Although occasionally used to describe any type of sports facility, "Concrete Doughnut" is usually reserved as an epithet for the multipurpose stadiums built in the United States and Canada during the 1960's and 1970's. A concrete doughnut is characterized by a perfectly round exterior, completely enclosing a perfectly round playing field, usually covered with Astroturf. The perfectly round shape made such a facility suitable for the addition of a dome.
Precursors to the concrete doughnuts were partial-circle stadiums such as Cleveland Municipal Stadium and Shea Stadium in Queens, New York. When the Houston Astrodome opened in 1962, it was billed as the "Eighth wonder of the world." People were entranced by the "futuristic" look of these facilities, and so concrete doughnuts went up all over the country:
The Oakland Coliseum was a partial ring which opened in 1966. There are concrete doughnuts used as football (soccer) venues all over the world, but someone else will have to list them.

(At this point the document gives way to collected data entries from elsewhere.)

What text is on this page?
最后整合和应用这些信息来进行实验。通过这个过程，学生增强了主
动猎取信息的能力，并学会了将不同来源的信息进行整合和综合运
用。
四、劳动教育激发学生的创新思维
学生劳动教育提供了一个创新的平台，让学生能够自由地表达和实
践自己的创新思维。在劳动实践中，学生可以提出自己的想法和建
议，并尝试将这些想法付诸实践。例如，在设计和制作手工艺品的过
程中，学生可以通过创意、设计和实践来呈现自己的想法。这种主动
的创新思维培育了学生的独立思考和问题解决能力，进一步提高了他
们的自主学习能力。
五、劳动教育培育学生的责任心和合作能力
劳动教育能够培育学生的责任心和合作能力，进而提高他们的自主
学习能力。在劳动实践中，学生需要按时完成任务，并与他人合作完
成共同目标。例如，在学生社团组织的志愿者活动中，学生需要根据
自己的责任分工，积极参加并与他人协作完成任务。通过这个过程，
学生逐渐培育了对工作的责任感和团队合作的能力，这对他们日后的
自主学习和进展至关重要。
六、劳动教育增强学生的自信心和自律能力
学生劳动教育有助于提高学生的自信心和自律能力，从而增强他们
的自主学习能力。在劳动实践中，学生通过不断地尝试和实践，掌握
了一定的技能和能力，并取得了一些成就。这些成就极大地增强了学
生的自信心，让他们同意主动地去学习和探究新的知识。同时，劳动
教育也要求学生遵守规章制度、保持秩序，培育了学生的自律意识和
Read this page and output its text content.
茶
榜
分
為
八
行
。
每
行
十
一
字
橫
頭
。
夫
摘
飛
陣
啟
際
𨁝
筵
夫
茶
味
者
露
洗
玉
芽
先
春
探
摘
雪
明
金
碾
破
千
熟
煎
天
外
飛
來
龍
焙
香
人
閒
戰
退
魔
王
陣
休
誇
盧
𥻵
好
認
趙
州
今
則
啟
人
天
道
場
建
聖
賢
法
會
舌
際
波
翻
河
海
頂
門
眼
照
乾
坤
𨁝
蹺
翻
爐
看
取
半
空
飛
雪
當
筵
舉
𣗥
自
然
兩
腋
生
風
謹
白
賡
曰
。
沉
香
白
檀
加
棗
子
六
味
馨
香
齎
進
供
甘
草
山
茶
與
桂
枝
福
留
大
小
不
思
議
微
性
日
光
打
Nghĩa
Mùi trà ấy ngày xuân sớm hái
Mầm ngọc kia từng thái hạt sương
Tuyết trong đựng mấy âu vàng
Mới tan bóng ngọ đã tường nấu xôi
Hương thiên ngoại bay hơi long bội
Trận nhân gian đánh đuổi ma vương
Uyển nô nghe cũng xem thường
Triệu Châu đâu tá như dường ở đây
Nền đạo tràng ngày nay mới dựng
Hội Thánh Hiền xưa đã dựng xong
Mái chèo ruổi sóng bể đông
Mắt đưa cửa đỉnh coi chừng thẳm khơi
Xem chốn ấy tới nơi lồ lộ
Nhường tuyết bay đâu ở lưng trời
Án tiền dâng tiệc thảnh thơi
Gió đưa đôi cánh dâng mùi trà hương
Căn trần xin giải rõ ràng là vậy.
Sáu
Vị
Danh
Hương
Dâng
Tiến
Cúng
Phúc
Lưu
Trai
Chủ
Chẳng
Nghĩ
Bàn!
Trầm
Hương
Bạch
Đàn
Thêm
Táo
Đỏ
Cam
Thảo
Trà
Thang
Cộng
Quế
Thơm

The concrete doughnuts' advantages were: a high seating capacity, access from all sides, the ability to use standardized seating all the way around and sight lines were equally good. A dome removed the possibility of a rainout. Most importantly, both football (American) and baseball could be played in them, saving tens of millions of dollars over building separate facilities for each.
Of course, all of the sight lines in a concrete doughnut were equally bad, and making a facility sports-neutral removed all of its personality. They were suited more for football than for baseball. The abomination of astroturf need hardly be discussed here.
Concrete doughnuts were a signal that sports teams were beginning to emphasize profit over product; reporters and fans began to speak out against them. This aversion was a factor in Baltimore's refusal to build a new domed stadium for the Colts in the late 1970's, with all of the consequences that followed.
A notable exception to the concrete donut fad was Royals Stadium, now known as Ewing Kaufmann Field, which opened in Kansas City, Missouri in 1973 to house the Kansas City Royals. The move away from concrete doughnuts began in earnest when Oriole Park at Camden Yards (designed by HoK, the same firm that designed Royals Stadium) opened in 1992. In the United States, at least, the trend now is for separate sports facilities tailored to particular sports - lozenge-shaped stadiums for football, and idiosyncratic facilities for baseball.